Émission animée par David Gozlan, secrétaire général de la FNLP

David Gozlan ; Bonjour Serge. Nous allons aujourd’hui essayer de percevoir avec lui quelles sont les passerelles entre la Révolution française et la Commune de Paris, cette période révolutionnaire qui dura un peu plus de deux mois, du 18 mars 1871 à la « Semaine sanglante » du 21 au 28 mai 1871.
Pour commencer, Serge, quand on parcourt le journal officiel de la Commune de Paris, la référence à la Révolution française est omniprésente. Quels sont pour toi les principaux héritages de la Révolution française ont repris les citoyens de la Commune ?

Serge Bianchi : De nombreuses références à la Révolution française jalonnent l’histoire de la Commune de Paris, même si elles relèvent parfois du symbolique, trois générations séparant les deux événements, l’autre référence étant la révolution de 1848, entre février et juin.
Les références essentielles peuvent être ainsi présentées :
1. Le nom même de la Commune rappelle la Commune insurrectionnelle de 1789, celle qui a pris la Bastille, celle qui a élu le premier maire de Paris, Bailly, celle qui a été en pointe dans la chute de la monarchie, et qui fut associée en mai-juin 1793 à la chute des Girondins. Il s’agit d’un héritage communal et politique… qui rejoint celui des « communistes utopiques » de 1871, selon l’historien Jacques Rougerie. La république est le seul régime possible, comme en 1848, même s’il s’agit de la Troisième République, proclamée en septembre 1870 !

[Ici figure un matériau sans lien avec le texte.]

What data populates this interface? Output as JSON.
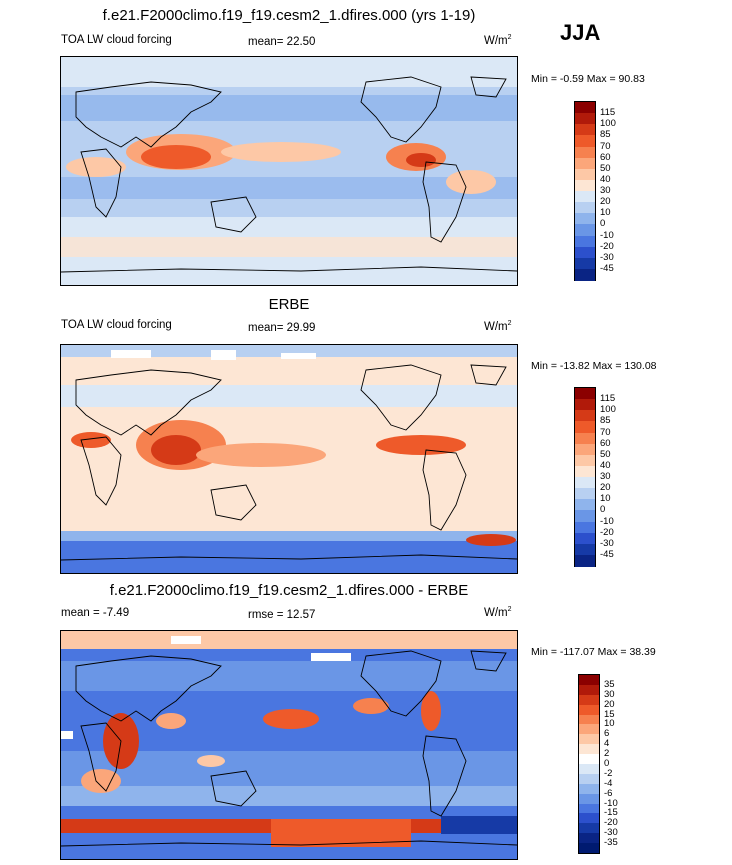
{
  "season": "JJA",
  "panels": [
    {
      "id": "model",
      "title": "f.e21.F2000climo.f19_f19.cesm2_1.dfires.000 (yrs 1-19)",
      "left_label": "TOA LW cloud forcing",
      "mid_label": "mean=  22.50",
      "units": "W/m",
      "units_sup": "2",
      "minmax": "Min =  -0.59 Max =  90.83",
      "colorbar": {
        "labels": [
          "115",
          "100",
          "85",
          "70",
          "60",
          "50",
          "40",
          "30",
          "20",
          "10",
          "0",
          "-10",
          "-20",
          "-30",
          "-45"
        ],
        "colors": [
          "#8b0000",
          "#b11a0a",
          "#d53a17",
          "#ee5a2a",
          "#f6814f",
          "#fba67a",
          "#fdc8a6",
          "#fde6d4",
          "#dbe8f6",
          "#b8d0f1",
          "#8fb4ec",
          "#6a96e6",
          "#4a76e0",
          "#2c50cc",
          "#163aa6",
          "#0a2484"
        ]
      }
    },
    {
      "id": "obs",
      "title": "ERBE",
      "left_label": "TOA LW cloud forcing",
      "mid_label": "mean=  29.99",
      "units": "W/m",
      "units_sup": "2",
      "minmax": "Min = -13.82 Max = 130.08",
      "colorbar": {
        "labels": [
          "115",
          "100",
          "85",
          "70",
          "60",
          "50",
          "40",
          "30",
          "20",
          "10",
          "0",
          "-10",
          "-20",
          "-30",
          "-45"
        ],
        "colors": [
          "#8b0000",
          "#b11a0a",
          "#d53a17",
          "#ee5a2a",
          "#f6814f",
          "#fba67a",
          "#fdc8a6",
          "#fde6d4",
          "#dbe8f6",
          "#b8d0f1",
          "#8fb4ec",
          "#6a96e6",
          "#4a76e0",
          "#2c50cc",
          "#163aa6",
          "#0a2484"
        ]
      }
    },
    {
      "id": "diff",
      "title": "f.e21.F2000climo.f19_f19.cesm2_1.dfires.000 - ERBE",
      "left_label": "mean =  -7.49",
      "mid_label": "rmse =  12.57",
      "units": "W/m",
      "units_sup": "2",
      "minmax": "Min = -117.07 Max =  38.39",
      "colorbar": {
        "labels": [
          "35",
          "30",
          "20",
          "15",
          "10",
          "6",
          "4",
          "2",
          "0",
          "-2",
          "-4",
          "-6",
          "-10",
          "-15",
          "-20",
          "-30",
          "-35"
        ],
        "colors": [
          "#8b0000",
          "#b11a0a",
          "#d53a17",
          "#ee5a2a",
          "#f6814f",
          "#fba67a",
          "#fdc8a6",
          "#fde6d4",
          "#ffffff",
          "#dbe8f6",
          "#b8d0f1",
          "#8fb4ec",
          "#6a96e6",
          "#4a76e0",
          "#2c50cc",
          "#163aa6",
          "#0a2484",
          "#001a70"
        ]
      }
    }
  ]
}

2. Le symbole, c’est aussi la reprise du calendrier républicain, celui qui fut voté par la Convention à l’automne 1793, au début de l’an II. C’est un marqueur fort qui n’a pas été complètement abandonné, puisqu’il est utilisé encore aujourd’hui par certains mouvements, libertaires et progressistes et que l’on fête toujours le 21 septembre, aujourd’hui de l’an 226 de la Révolution. La Raison, mensuel de la Libre Pensée, de mars 2018 est datée de Ventôse an 226 !
3. Les arbres de la Liberté et de l’Égalité, vecteurs de la Révolution, près de 60 000 en 1790-1794, selon l’abbé Grégoire, que l’on replante sur les places et les sites de mémoire, après leurs abattages sous les monarchies et le second Empire…

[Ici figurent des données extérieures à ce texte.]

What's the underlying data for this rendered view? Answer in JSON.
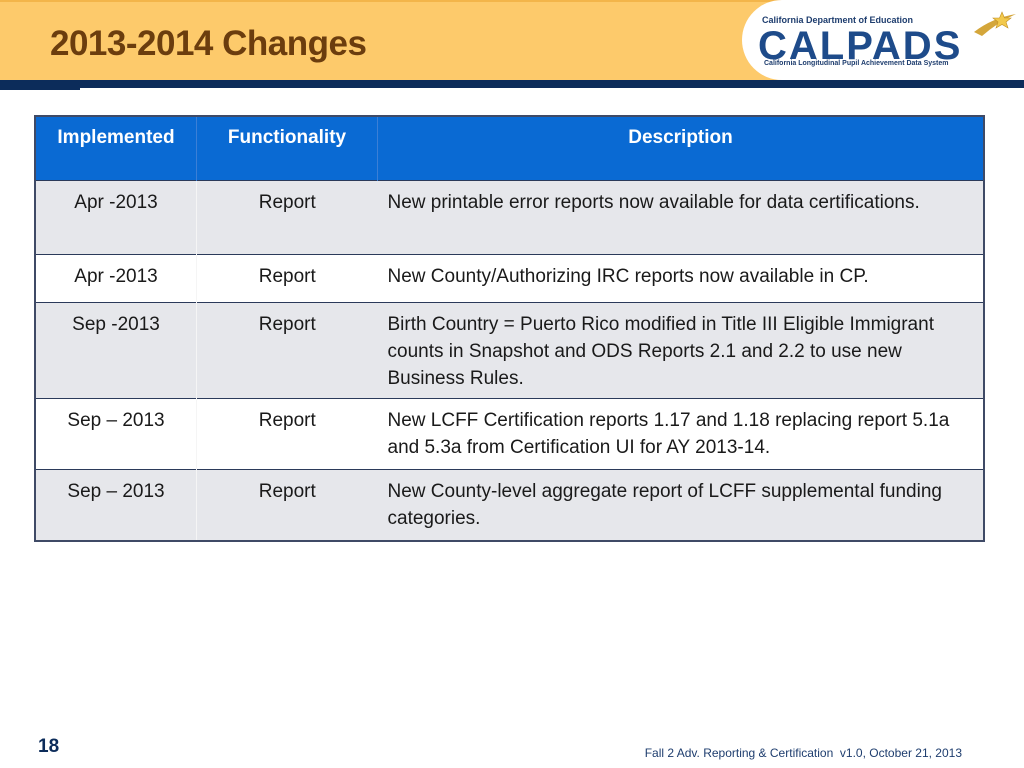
{
  "header": {
    "title": "2013-2014 Changes",
    "logo": {
      "department": "California Department of Education",
      "wordmark": "CALPADS",
      "subtitle": "California Longitudinal Pupil Achievement Data System"
    }
  },
  "table": {
    "columns": [
      "Implemented",
      "Functionality",
      "Description"
    ],
    "rows": [
      {
        "implemented": "Apr -2013",
        "functionality": "Report",
        "description": "New printable error reports now available for data certifications."
      },
      {
        "implemented": "Apr -2013",
        "functionality": "Report",
        "description": "New County/Authorizing IRC reports now available in CP."
      },
      {
        "implemented": "Sep -2013",
        "functionality": "Report",
        "description": "Birth Country = Puerto Rico modified in Title III Eligible Immigrant counts in Snapshot and ODS Reports 2.1 and 2.2 to use new Business Rules."
      },
      {
        "implemented": "Sep – 2013",
        "functionality": "Report",
        "description": "New LCFF Certification reports 1.17 and 1.18 replacing report 5.1a and 5.3a from Certification UI for AY 2013-14."
      },
      {
        "implemented": "Sep – 2013",
        "functionality": "Report",
        "description": "New County-level aggregate report of LCFF supplemental funding categories."
      }
    ]
  },
  "footer": {
    "page_number": "18",
    "caption": "Fall 2 Adv. Reporting & Certification  v1.0, October 21, 2013"
  },
  "colors": {
    "header_band": "#fdca6b",
    "title": "#6b3d0e",
    "table_header": "#0a6ad3",
    "row_shade": "#e6e7eb"
  }
}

4. La cocarde, celle de 1789, est aussi reprise, ornant le bonnet phrygien, celui des anciens esclaves. Ce bonnet, présent sur le tableau Le Serment du jeu de paume de David, est porté par de nombreux Communards.

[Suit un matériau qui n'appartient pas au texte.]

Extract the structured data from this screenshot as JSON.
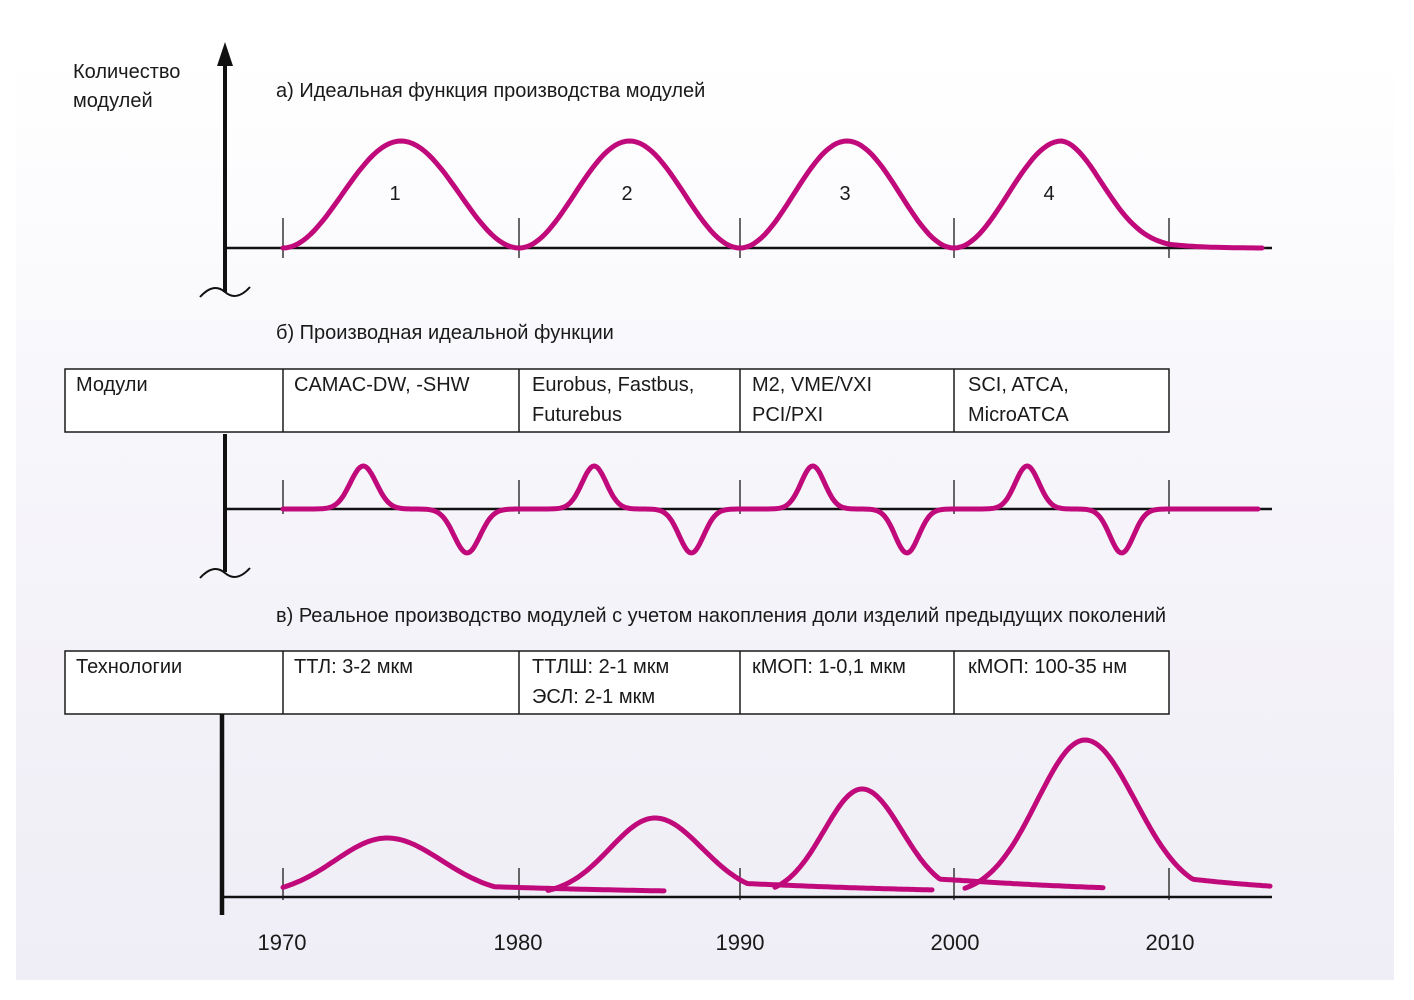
{
  "y_axis_label": [
    "Количество",
    "модулей"
  ],
  "panels": {
    "a_title": "а) Идеальная функция производства модулей",
    "b_title": "б) Производная идеальной функции",
    "c_title": "в) Реальное производство модулей с учетом накопления доли изделий предыдущих поколений"
  },
  "peak_numbers": [
    "1",
    "2",
    "3",
    "4"
  ],
  "modules_table": {
    "header": "Модули",
    "cells": [
      [
        "CAMAC-DW, -SHW"
      ],
      [
        "Eurobus, Fastbus,",
        "Futurebus"
      ],
      [
        "M2, VME/VXI",
        "PCI/PXI"
      ],
      [
        "SCI, ATCA,",
        "MicroATCA"
      ]
    ]
  },
  "tech_table": {
    "header": "Технологии",
    "cells": [
      [
        "ТТЛ: 3-2 мкм"
      ],
      [
        "ТТЛШ: 2-1 мкм",
        "ЭСЛ: 2-1 мкм"
      ],
      [
        "кМОП: 1-0,1 мкм"
      ],
      [
        "кМОП: 100-35 нм"
      ]
    ]
  },
  "x_ticks": [
    "1970",
    "1980",
    "1990",
    "2000",
    "2010"
  ],
  "colors": {
    "curve": "#c0097a",
    "axis": "#111111",
    "line": "#1a1a1a"
  }
}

5. Pour le drapeau c’est plus compliqué, c’est le drapeau rouge de la Révolution des ouvriers, des canuts, selon l’histoire du drapeau rouge de Maurice Dommanget. Il avait été proposé au peuple, mais refusé en 1848 par Lamartine. Les Versaillais ont choisi le drapeau tricolore, celui du lendemain de la prise de la Bastille.
6. Les chansons. Certes, on reprend les chants et les hymnes de 1793, comme le Chant du Départ ou le Ça Ira, mais d’autres auteurs montrent la place de la chanson dans la mobilisation des Communards. Eugène Pottier et Jean-Baptiste Clément ont commencé avant, avec Le Temps des cerises de 1866-68, republiée en 1885 à la mémoire d’une ambulancière de 1971, Louise ! On chante aussi … Le plan de Trochu, Le drapeau rouge, La semaine sanglante de J-B. Clément, Le capitaine « Au Mur »… Elle n’est pas morte d’Eugène Pottier. Les deux chansonniers ont été condamnés à mort par contumace, après 1971 ! En 1888, L’internationale de Pottier célèbrera la Commune…
L’écho de Serge Reggiani, les Loups sont entrés dans Paris, en 1967, fait référence à toutes les invasions de Paris par les Prussiens et Allemands, en 1814, 1871, 1940…
7. Les journaux. On voit le retour de L’Ami du peuple (4 numéros), du Père Duchesne (plus de 60 000 exemplaires) et de la Mère Duchesne, de l’effervescence des journaux d’opinion, après une période d’ordre moral. Les titres sont les mêmes que ceux de Marat et d’Hébert, mais les contenus sont adaptés à la conjoncture de la Commune. Le Cri du Peuple, de Vallès qui atteint un moment 100 000 exemplaires, montre l’essor de la presse politique, depuis la Monarchie de Juillet…
Si l’on quitte le domaine symbolique, les combats de la Commune de 1871 renouent avec certaines luttes de la Révolution française.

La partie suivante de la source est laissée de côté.